だが、この議論は堂々巡りに陥ってしまう要素もはらんでいる。白人女性が自らを検閲・叱責するようになるからだ。そして当然の成り行きともいうべきか、白人女性が積極的に働きかけて自らを批判の的にしてしまうがゆえに、“カレン”という概念もまた消費主義に飲み込まれ、次々と商品化されている。小さいながらもひとつの書籍ジャンルが生まれ、ワークショップが開催され、各種コンサルティングサービスが登場し、参加費が何千ドルもする会員制ディナーが催されるようになった。対象はすべて白人女性で、“支配力を握る集団”との共犯関係に正面から向き合う手助けをするのが目的だ。罪悪感が金儲けのネタになっているのだ。

 もし、社会的に恵まれた女性の誰もが“カレン”になる可能性を秘めているのだとしたら(ここには筆者も含まれる。私は白人とフィリピン人の両親のもとに生まれ、それなりの教育を受け、それなりの階層に属し、自身に内在する“カレン”的な要素にたえず意識を向けている)、そのことを前向きに活かすこともできるはずだ。ただ単に憂いてみたり漠然と申し訳ない気分を味わったりするのではなく、どうしたらもっと社会を前に進めることができるのか、自分自身に問いかければよいのだ。法学者で活動家のマリ・J・マツダは、自身のエッセイをまとめた『Where Is Your Body?』(1997年)の中で、次のように述べている。「私たちは、あえて被抑圧者の視点に立って世界を見渡すという選択もできる。ある女性は今、生活保護受給者の宿泊施設で、水をくんだバケツを両手に持って5階まで階段を上がっている。別の女性は、DV被害者の保護施設で震えながら朝の3時を迎えている。ケープタウン、ヨルダン川西岸地区、ニカラグアには、血まみれの子どもたちを抱きかかえる女性たちがいる。

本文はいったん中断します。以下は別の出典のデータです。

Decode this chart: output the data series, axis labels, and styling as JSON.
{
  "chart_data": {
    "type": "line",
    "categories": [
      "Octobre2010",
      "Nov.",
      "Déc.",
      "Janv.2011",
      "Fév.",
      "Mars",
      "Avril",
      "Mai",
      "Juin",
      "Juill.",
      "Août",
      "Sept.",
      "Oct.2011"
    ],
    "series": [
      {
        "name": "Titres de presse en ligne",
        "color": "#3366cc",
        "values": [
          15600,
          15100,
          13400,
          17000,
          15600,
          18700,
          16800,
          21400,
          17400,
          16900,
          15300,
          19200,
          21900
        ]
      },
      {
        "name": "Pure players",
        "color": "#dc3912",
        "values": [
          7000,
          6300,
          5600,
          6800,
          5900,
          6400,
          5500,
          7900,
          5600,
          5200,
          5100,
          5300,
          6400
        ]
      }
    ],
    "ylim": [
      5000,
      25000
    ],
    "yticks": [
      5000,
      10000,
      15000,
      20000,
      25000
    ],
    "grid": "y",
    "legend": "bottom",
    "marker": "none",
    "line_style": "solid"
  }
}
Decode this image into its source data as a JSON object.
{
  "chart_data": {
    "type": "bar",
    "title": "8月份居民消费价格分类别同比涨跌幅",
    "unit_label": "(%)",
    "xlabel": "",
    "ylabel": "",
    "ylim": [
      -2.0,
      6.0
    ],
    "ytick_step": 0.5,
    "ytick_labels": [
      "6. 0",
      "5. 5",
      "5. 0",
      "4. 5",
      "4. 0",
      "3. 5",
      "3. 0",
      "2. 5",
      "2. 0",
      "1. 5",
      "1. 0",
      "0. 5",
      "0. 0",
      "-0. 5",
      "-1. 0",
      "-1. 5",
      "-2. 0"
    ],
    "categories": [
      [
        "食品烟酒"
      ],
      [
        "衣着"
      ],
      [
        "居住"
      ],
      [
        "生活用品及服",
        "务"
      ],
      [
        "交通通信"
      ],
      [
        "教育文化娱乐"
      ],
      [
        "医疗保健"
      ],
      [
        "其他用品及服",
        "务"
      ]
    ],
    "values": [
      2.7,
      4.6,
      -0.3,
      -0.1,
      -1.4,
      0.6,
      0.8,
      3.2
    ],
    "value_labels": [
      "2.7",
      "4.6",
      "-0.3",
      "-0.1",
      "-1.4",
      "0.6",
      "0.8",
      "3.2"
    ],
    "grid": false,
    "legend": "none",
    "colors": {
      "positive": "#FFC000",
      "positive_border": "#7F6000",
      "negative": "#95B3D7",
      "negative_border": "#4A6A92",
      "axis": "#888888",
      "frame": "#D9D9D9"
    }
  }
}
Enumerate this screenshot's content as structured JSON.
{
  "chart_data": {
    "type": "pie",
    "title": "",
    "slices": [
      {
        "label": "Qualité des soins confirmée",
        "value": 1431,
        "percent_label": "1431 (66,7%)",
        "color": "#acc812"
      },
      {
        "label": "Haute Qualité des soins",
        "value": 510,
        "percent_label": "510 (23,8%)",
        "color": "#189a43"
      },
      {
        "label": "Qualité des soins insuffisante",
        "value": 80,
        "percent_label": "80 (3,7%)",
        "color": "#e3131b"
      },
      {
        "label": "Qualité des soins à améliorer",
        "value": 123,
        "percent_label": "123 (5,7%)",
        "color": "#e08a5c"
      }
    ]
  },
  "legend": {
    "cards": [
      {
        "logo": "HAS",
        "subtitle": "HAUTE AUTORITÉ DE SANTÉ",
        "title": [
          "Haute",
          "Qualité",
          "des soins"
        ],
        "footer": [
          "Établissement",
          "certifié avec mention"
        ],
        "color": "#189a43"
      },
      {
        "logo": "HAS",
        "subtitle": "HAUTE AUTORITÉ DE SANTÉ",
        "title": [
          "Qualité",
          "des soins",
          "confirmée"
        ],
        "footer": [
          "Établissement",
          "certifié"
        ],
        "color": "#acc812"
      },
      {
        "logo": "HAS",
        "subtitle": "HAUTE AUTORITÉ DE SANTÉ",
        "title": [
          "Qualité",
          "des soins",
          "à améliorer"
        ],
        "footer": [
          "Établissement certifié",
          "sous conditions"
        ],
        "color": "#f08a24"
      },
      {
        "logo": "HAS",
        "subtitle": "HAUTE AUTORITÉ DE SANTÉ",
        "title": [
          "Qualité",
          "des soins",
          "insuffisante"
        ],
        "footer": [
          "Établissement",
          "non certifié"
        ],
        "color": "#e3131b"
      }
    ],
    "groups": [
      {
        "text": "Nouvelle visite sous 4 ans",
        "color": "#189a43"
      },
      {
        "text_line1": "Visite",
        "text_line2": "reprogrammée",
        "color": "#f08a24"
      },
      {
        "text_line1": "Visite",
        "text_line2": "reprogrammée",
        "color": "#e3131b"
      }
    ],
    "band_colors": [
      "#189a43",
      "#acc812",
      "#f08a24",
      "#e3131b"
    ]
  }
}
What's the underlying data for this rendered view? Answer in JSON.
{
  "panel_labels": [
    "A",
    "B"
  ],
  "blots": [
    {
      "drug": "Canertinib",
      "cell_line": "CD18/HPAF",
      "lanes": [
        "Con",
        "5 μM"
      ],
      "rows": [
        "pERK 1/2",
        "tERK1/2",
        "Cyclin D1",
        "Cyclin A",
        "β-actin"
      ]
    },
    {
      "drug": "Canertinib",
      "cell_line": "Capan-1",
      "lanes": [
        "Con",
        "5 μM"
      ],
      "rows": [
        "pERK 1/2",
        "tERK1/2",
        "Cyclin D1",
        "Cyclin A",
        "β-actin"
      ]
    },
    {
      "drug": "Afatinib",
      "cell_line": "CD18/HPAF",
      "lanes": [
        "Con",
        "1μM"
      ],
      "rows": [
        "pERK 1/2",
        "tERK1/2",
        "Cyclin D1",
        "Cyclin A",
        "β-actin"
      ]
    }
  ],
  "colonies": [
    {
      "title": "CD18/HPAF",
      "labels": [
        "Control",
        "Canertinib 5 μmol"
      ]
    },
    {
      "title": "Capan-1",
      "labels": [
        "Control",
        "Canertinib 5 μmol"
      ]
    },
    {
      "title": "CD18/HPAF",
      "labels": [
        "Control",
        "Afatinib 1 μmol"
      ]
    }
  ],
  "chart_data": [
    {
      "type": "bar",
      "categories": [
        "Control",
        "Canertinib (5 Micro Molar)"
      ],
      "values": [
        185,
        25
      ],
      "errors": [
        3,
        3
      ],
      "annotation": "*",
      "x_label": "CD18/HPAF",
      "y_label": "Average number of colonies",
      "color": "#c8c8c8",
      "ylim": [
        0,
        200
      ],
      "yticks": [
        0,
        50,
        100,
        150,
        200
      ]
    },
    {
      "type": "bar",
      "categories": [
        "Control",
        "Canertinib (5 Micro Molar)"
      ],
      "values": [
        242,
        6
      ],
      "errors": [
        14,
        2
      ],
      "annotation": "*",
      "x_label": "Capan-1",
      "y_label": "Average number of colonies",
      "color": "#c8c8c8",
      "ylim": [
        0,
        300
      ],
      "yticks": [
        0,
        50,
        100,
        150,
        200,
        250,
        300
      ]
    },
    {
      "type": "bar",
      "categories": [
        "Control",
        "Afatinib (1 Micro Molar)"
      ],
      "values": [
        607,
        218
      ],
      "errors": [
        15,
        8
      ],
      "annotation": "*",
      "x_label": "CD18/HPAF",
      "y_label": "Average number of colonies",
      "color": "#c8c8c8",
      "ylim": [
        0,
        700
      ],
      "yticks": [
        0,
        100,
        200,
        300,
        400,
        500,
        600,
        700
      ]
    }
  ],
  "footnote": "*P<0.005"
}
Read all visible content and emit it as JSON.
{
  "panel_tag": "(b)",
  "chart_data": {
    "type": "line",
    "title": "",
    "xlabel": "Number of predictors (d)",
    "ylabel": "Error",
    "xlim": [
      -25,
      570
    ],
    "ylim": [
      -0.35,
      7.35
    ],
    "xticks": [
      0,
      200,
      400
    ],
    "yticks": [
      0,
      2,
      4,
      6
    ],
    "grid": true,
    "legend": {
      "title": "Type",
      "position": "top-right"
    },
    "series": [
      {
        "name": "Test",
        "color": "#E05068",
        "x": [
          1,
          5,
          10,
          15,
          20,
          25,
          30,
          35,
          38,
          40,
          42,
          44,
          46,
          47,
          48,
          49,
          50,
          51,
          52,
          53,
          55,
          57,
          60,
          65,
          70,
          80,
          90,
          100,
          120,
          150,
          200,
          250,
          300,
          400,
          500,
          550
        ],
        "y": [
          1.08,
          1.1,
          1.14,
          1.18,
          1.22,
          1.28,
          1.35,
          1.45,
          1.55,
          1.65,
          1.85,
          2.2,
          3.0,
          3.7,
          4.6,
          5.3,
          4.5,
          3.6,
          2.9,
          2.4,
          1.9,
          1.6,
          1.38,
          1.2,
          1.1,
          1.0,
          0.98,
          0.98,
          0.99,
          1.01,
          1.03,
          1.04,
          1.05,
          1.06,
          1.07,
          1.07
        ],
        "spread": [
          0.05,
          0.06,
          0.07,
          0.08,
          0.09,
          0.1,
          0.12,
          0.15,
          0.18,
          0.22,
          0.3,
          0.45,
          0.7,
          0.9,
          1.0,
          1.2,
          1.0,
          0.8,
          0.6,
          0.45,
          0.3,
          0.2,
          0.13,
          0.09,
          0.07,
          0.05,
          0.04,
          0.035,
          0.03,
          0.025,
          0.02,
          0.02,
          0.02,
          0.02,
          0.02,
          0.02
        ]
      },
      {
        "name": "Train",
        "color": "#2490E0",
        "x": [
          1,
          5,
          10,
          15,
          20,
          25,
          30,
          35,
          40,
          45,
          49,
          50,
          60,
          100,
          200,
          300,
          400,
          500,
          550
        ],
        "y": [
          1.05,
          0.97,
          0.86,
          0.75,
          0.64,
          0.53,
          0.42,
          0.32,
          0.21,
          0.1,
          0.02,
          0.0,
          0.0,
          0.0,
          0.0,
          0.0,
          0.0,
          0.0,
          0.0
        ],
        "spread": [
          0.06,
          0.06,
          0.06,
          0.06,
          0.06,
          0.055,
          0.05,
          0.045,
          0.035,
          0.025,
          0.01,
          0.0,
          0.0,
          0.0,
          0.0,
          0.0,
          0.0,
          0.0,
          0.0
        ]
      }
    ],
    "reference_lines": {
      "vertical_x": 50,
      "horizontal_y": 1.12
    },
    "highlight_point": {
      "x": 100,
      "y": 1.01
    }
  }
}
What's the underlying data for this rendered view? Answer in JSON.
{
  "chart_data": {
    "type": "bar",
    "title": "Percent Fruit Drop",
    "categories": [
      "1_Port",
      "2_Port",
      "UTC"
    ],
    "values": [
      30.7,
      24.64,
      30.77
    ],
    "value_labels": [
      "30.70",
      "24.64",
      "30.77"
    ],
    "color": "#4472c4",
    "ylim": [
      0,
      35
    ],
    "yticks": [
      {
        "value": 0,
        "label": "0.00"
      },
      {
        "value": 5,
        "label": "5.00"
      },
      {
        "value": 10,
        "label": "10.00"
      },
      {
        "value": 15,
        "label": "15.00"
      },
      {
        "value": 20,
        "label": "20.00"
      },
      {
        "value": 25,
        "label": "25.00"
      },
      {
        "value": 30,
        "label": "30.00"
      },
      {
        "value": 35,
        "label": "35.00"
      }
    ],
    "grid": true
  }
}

同胞である彼女たちのことを、私たちは知っておかなければならない」。自分も同じような苦悩を抱えていると主張したり、同列に扱ってはいけない苦悩を引き合いに出したり、すべての女性が同じ苦しみを味わっているかのように偽ることと、「知っておくこと」は明らかに異なる。「知っておく」というのは、個人的な経験から得るものには限界があることを認め、他者から学ぼうとする姿勢なのだから。

 おそらく、“カレン”は役に立つ存在だ。狭間に生まれてきた者として、よりよい世界につながる道を見つける一助になるかもしれない。「私たちは自分の意志によって、他人の生きざまを知ることができる」とマツダは説く。そしてそれは、「あなたは誰? お名前は?」という、実にシンプルな問いかけから始まるのだ。